Ustaz Dr Amir Faishol Fath | Republika

Khazanah

06 Nov 2021, 18:39 WIB

Kemuliaan Manusia

Manusia adalah makhluk yang paling Allah muliakan.

DIASUH OLEH USTAZ DR AMIR FAISHOL FATHPakar Tafsir Alquran, Dai Nasional, CEO Fath Institute

 

Manusia adalah makhluk yang paling Allah muliakan, “Walaqad karramnaa banii aadama.” (QS al-Isra’: 70). Syeikh Abul A’la al-Maududi menegaskan bahwa tema pokok Alquran adalah tentang manusia.

Dalam surah al-Fatihah sebagai pembuka Alquran ada kata “al alamiin”, maksudnya manusia. Surah terakhir penutup Alquran adalah surah an-Naas artinya manusia.

Di berbagai surah menyebar panggilan untuk manusia, “Yaa ayyuhannas” dan panggilan untuk manusia yang beriman, “Yaa ayyuhalladziina aamanuu”. Belum lagi adanya surah khusus dengan nama al-insaan, dan nama-nama para nabi, seperti surah Hud, Ibrahim, Yusuf, Muhammad, juga nama selain nabi seperti, surah Lukman, Maryam, dan sebagainya. Semua itu menunjukkan betapa mulainya manusia dalam Alquran. 

Allah SWT menyebutkan bahwa dalam diri manusia ada sebagain ruh-Nya: “Wanafakhtu fiihi min ruuhi.” (QS Shad: 72). Artinya, manusia secara fitrah memang sudah membawa keagungan Allah SWT.

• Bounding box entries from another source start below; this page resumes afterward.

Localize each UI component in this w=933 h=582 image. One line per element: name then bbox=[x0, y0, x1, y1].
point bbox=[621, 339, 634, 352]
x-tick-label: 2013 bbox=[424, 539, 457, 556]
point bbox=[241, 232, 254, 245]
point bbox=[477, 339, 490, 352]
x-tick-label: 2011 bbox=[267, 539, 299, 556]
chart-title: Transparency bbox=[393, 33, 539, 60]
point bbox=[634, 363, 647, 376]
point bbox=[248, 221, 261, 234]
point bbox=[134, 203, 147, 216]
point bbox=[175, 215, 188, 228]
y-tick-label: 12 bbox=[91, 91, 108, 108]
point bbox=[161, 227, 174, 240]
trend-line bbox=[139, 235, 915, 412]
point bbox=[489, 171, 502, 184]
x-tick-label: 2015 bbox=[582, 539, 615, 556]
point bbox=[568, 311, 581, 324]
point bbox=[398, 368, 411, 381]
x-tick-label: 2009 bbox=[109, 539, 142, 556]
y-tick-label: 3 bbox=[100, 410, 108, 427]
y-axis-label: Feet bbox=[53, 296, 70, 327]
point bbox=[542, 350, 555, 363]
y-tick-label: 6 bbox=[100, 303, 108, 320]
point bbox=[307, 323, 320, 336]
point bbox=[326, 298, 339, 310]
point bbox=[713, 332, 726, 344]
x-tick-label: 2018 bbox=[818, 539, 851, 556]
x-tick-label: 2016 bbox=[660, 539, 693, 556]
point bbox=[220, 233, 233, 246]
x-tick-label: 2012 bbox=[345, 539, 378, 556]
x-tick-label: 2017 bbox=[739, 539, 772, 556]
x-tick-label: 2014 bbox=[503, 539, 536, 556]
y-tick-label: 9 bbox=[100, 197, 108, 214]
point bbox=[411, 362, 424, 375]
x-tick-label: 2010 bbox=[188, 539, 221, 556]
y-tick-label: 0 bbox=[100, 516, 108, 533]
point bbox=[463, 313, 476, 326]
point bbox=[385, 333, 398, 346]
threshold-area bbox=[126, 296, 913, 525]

Maka, tidak pantas manusia menghinakan dirinya dengan cara menyembah makhluk apalagi menyembah setan yang dilaknat oleh Allah SWT. Karena itu kita diajarkan agar selalu memohon perlindungan kepada Allah dari setan yang terkutuk, “A’uudzu billaahi minsysyaithaanirrajiim”. 

Kata ar-rajiim artinya terkutuk, sebab setan pekerjaannya hanya membuat kerusakan di muka bumi. Sementara manusia bertugas membangun bumi, “Inni jaailun fil ardhi khalifah” (QS al-Baqarah: 30). Maka, jelas bahwa setan memang musuh bagi manusia.

Allah berfirman: “Alama a’laa a’had ilaikum yang banii aadama allaa ta’budusy syaithaan, innahuu lakum ‘aduwwun mubiin.” (Bukan aku telah berjanji kepadamu wahai anak Adam, janganlah sekali-kali menyembah setan karena setan itu adalah musuh yang nyata bagimu) (QS Yaasin: 60).

Isyarat yang paling kuat atas ketinggian derajat manusia adalah diperintahkannya malaikat bersujud kepada Nabi Adam, manusia pertama, “Usjuduu li aadama, fasajuduu illah iblis.” (Bersujudlah kepada Adam, maka para malaikat bersujud kecuali iblis) (QS al-Baqarah: 34).

Maksudnya sujud penghormatan bukan sujud ibadah. Ini untuk menunjukkan betapa tingginya derajat manusia di sisi Allah SWT. Maka, tidak ada pilihan bagi manusia kecuali harus menuhankan Allah, bukan menuhankan makhluk. 

Dalam ayat “illaa iblilis” (kecuali iblis) tampak bahwa iblis tidak mau bersujud kepada nabi Adam, mengapa? Sebab, ia ingin dirinya dimuliakan dengan alasan karena ia diciptakan dari api, sementara Nabi Adam diciptakan dari tanah. “Khalaqtanii min naarin wa khalaqtahuu min thiin.”

Padahal, kemuliaan itu bukan pada bahan penciptaan, melainkan pada ketakwaan dan ilmu, "Wa ‘allamaa aadamal asamaa kullaha.” (QS al-Baqarah: 31) dan “Iinna akramakum ‘indallahi atqaakum.” (QS al-Hujurat: 13).